Mercredi
Je vais mourir. En fait on va tous mourir. Et pour le coup c’est pas une hyperbole. Aucune exagération.
On meurt tous un jour. Mais là on a tous la même date. La même limite, après plus rien. Pour personne. La nouvelle est tombée au journal télé, je mangeais des pâtes au ketchup. Avec du gruyère. Y aura plus de pâtes, plus de ketchup et plus de gruyère.
Maxine a essayé de m’appeler. Je ne veux pas l’entendre.
J’ai besoin de dormir.
Jeudi
Maxine a appelé. J’ai pas décroché. Plus d’une dizaine de fois. On aurait rien à se dire.
Ma voisine de palier, la petite vieille qui râle tout le temps sur tout et n’importe quoi a tourné sa musique à fond. J’ai pas reconnu ce qui joue. C’est vieux.
Des gens sont passés toute la journée dans la rue. Certains erraient comme des zombies, d’autres faisaient une espèce de cortège festif. J’ai hésité à descendre les rejoindre.
J’ai enfin rangé les placards de la cuisine. Les mugs sont bien mieux dans l’étagère de droite.
Vendredi
Maxine continue d’appeler. Je laisse sonner dans le vide.
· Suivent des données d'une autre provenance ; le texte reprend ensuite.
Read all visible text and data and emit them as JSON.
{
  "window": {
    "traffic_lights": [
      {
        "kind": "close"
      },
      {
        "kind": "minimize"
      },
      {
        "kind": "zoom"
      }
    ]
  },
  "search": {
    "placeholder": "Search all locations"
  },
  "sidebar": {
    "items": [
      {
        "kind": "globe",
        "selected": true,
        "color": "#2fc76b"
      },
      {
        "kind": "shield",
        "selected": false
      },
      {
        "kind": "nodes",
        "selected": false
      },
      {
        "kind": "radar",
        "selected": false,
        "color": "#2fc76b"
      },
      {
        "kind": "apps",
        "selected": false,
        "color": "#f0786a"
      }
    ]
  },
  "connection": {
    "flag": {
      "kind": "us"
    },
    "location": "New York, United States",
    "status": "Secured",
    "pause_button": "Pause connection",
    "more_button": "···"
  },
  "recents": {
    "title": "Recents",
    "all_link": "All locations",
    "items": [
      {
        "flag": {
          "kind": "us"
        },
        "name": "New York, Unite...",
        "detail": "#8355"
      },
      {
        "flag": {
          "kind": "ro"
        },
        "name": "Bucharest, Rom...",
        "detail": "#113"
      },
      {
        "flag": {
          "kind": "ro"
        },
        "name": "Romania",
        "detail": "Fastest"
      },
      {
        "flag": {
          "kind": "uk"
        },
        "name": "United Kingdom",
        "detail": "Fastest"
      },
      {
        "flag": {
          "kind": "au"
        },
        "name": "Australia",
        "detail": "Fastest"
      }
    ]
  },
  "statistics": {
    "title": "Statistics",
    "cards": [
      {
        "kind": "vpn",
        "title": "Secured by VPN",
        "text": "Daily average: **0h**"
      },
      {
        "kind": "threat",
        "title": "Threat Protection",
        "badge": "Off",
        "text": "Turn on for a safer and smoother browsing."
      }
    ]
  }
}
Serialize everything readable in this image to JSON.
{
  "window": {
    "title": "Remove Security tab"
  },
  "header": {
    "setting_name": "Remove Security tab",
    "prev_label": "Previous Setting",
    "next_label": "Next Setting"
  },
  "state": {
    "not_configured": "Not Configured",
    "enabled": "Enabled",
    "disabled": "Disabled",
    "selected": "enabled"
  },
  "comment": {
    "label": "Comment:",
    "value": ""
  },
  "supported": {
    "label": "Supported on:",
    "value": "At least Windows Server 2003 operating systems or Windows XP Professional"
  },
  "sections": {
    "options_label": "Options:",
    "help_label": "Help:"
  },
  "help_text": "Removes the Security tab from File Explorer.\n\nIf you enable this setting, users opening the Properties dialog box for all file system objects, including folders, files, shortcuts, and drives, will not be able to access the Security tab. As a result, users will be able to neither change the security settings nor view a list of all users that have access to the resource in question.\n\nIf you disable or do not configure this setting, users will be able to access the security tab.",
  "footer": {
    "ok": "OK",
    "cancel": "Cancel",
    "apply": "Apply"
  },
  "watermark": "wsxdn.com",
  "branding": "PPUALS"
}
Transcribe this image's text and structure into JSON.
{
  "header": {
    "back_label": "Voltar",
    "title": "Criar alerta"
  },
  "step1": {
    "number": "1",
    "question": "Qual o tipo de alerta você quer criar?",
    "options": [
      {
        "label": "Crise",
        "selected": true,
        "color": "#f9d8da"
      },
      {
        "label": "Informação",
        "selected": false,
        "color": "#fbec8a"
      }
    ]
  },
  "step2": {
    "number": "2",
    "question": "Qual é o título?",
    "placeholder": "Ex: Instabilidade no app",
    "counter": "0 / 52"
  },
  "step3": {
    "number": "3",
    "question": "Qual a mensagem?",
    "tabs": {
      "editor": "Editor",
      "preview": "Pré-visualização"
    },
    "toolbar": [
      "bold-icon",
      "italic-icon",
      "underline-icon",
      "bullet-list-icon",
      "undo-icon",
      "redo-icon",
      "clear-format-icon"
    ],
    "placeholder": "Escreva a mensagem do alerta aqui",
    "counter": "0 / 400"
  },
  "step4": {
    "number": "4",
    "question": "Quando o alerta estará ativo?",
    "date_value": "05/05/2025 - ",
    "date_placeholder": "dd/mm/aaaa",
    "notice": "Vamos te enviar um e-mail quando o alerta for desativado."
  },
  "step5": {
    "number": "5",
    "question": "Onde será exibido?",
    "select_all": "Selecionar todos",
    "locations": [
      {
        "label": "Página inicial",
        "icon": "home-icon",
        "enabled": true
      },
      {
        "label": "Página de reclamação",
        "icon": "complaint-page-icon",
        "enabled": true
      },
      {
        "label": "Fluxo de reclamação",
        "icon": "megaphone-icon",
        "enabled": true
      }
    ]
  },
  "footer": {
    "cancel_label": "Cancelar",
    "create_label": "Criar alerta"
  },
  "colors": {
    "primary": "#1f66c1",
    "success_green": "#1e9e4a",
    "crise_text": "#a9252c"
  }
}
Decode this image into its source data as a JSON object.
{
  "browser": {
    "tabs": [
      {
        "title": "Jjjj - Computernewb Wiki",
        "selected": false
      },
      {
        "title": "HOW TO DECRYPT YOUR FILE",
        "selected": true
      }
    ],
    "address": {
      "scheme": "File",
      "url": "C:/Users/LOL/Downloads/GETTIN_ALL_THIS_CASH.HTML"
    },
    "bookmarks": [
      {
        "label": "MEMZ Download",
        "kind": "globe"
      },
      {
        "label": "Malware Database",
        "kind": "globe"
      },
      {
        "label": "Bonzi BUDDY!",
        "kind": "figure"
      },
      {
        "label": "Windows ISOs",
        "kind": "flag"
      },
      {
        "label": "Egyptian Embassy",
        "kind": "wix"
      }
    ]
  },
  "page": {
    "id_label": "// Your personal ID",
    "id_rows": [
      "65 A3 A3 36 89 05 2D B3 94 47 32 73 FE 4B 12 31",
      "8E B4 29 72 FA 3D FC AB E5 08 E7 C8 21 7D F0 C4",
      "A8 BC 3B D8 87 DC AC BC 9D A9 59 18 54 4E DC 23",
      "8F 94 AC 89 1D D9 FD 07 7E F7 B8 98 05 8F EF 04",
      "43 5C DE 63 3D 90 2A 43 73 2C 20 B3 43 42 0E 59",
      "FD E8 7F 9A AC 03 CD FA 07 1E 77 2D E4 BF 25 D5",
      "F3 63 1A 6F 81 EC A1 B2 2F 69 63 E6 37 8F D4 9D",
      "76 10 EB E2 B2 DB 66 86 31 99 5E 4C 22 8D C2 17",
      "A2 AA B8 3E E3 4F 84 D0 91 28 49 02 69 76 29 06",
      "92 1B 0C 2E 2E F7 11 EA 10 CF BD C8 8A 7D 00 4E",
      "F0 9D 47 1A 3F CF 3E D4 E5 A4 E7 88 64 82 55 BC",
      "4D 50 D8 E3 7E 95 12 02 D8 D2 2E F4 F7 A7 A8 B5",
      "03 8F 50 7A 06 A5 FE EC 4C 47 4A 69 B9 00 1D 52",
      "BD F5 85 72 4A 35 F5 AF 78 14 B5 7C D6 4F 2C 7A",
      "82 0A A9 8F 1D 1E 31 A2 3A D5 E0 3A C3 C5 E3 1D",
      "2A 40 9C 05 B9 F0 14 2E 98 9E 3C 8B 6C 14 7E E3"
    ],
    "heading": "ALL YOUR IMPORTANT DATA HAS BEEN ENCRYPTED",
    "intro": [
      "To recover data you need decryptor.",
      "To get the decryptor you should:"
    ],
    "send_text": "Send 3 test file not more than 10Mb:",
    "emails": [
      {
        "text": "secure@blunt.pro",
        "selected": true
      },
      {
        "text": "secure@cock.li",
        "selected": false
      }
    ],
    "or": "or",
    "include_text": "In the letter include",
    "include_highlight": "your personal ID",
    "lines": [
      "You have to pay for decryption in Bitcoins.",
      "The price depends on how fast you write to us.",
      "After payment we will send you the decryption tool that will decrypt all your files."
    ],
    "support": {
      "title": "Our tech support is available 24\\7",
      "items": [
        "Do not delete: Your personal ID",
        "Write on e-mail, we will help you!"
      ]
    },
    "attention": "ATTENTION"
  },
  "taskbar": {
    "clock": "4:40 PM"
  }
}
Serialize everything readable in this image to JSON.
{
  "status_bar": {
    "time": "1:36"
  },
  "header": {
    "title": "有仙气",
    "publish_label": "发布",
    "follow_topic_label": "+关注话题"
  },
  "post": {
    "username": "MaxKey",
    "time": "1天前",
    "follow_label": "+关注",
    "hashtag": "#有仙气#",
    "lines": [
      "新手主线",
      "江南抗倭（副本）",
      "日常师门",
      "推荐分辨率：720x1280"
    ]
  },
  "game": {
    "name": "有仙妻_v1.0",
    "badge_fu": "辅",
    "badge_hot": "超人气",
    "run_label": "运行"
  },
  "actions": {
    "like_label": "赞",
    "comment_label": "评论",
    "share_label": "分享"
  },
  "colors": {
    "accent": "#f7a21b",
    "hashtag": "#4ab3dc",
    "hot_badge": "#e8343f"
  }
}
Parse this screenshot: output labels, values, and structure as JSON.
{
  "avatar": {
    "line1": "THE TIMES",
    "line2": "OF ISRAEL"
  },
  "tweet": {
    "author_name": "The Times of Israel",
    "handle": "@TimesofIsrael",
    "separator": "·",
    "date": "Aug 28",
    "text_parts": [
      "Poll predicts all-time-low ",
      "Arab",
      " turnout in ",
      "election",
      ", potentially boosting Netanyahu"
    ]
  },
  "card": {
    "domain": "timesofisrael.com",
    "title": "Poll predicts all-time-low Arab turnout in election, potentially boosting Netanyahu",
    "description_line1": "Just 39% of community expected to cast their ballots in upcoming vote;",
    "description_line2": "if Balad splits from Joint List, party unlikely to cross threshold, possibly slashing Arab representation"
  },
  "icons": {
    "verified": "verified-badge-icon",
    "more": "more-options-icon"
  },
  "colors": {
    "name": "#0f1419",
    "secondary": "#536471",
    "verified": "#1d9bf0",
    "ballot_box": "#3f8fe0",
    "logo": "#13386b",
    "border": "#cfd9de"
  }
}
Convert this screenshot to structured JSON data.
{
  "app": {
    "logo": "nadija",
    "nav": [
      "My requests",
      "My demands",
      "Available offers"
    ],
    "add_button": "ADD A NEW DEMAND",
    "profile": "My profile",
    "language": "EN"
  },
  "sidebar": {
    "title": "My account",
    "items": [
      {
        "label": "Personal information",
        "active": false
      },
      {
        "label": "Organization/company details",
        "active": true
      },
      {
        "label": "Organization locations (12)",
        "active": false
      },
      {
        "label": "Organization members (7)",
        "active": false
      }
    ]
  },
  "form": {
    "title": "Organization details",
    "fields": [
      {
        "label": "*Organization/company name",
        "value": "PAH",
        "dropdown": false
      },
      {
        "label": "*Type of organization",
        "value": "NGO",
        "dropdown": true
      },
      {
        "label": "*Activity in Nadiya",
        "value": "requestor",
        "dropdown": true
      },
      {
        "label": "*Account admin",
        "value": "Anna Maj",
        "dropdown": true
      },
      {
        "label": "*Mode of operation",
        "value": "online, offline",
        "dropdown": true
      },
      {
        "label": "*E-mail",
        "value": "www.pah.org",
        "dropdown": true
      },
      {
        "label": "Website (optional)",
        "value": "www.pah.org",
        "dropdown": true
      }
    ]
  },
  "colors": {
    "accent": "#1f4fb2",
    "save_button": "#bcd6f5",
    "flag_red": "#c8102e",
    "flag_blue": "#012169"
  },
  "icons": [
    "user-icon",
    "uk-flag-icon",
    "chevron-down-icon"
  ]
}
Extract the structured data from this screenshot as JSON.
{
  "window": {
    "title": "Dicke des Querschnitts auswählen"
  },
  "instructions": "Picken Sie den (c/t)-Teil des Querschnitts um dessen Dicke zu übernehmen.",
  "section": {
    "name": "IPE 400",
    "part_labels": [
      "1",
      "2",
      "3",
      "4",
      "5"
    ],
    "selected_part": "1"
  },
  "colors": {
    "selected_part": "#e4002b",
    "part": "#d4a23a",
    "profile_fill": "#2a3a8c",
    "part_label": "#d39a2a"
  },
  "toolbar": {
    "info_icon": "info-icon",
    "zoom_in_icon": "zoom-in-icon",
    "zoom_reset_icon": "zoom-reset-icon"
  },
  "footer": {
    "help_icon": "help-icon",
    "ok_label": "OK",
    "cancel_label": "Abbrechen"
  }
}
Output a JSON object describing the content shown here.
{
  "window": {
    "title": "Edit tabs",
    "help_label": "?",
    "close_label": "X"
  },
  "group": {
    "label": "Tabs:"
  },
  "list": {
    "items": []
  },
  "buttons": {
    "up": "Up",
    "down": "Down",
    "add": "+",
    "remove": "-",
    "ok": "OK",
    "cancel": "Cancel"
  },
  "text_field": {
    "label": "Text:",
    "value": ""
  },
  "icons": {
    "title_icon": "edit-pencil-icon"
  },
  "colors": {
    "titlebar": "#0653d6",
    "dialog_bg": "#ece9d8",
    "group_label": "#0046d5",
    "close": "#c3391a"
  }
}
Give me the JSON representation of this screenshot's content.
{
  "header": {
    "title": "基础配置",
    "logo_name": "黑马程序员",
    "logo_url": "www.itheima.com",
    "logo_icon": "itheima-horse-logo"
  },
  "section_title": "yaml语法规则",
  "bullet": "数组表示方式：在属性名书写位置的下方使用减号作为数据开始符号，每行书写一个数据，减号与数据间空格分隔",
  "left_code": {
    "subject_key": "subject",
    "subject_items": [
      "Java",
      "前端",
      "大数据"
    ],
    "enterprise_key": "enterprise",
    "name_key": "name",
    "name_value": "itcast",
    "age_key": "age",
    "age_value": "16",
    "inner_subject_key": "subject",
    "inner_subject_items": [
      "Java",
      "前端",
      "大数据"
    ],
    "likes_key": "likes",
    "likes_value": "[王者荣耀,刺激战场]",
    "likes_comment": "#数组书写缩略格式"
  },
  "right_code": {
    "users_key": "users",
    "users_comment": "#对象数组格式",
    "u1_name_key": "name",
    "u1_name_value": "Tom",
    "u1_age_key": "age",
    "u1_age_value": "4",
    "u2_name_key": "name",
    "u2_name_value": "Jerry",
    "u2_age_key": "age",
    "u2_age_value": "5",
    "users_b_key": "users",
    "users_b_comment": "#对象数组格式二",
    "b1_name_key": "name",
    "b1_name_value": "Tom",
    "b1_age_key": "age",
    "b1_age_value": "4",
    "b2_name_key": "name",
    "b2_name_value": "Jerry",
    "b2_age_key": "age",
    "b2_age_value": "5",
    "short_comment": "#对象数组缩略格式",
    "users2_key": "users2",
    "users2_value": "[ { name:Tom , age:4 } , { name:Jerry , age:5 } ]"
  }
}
Madame Jourdain est partie. Elle a laissé son mari en plan. Tant mieux pour elle, le gars est infâme. Il est venu frappé à ma porte, comme à toutes celles de l’immeuble. Il la cherchait. J’espère pour elle qu’elle ne reviendra pas. Peut-être qu’elle est allée voir la mer. C’est pas mal comme dernier endroit.
Y a toujours de la foule qui passe en bas. Je les regarde. J’en ai dessiné quelques uns, surtout de mémoire. Ils ne s’attardent pas pour des poses. Je me demande quelles vies ils menaient avant.
Ma voisine n’arrête pas de faire tourner ses disques. Parfois j’ai l’impression qu’elle danse. Je ne suis pas sûre.
Samedi
La vieille râleuse est venue frapper à ma porte. Elle voulait de l’aide pour « réparer » son lecteur CD. Les piles étaient mortes. Elle m’a fait m’asseoir pour partager une bouteille de champagne. Elle en gardait des caisses de son ancien travail, pour de grandes occasions. Comme elles ne viendront plus, elle les boit. J’ai pas osé lui dire que j’avais l’impression que son champagne avait tourné.
Elle a parlé beaucoup et longtemps. Elle me parlait de sa vie avant sa retraite, avant d’arriver dans l’immeuble. Elle travaillait dans un cabaret. Je me demande s’il y a encore des cabarets ouverts.
On a vidé la bouteille, puis une autre.
J’ai la tête qui tourne un peu.
J’ai failli décroché. Mais je me suis arrêtée à temps.
Dimanche
Maxine m’écrit en plus de m’appeler. Je ne lis rien. Je laisse le téléphone sonner et les notifications s’accumuler.
Je ne suis pas sortie de l’appartement depuis ce fameux journal télé. J’avais déjà pas beaucoup envie de sortir avant, merci à Maxine pour ça. Maintenant j’en vois encore moins l’intérêt.
J’écoute la musique de la voisine. Je lis ces livres qu’on a acheté avec Maxine chez un bouquiniste pour faire genre. Elle est partie sans. Et j’ai jamais eu le courage de descendre les étages seule avec. Ils sentent la poussière et la vieille encre.
C’est des romans Harlequin. C’est très hétéro. Mais très fun.
Lundi
Je ne me suis pas levée aujourd’hui. Maxine continue d’appeler.
Je me demande si je ne ferai pas mieux de vider la pharmacie. Les somnifères avec de la Despe ça peut pas être pire qu’une météorite.
Mardi
J’ai fait un grand ménage aujourd’hui. L’appartement a jamais été aussi propre. J’ai même changé les draps et pris une douche.
La musique tourne en boucle chez la voisine. Le même disque depuis hier. Je ne l’entend plus danser. J’espère qu’elle est partie dans le champagne et les bons souvenirs.
La nuit tombe. Les rues sont vides. Si Maxine appelle… Peut-être que je vais décrocher.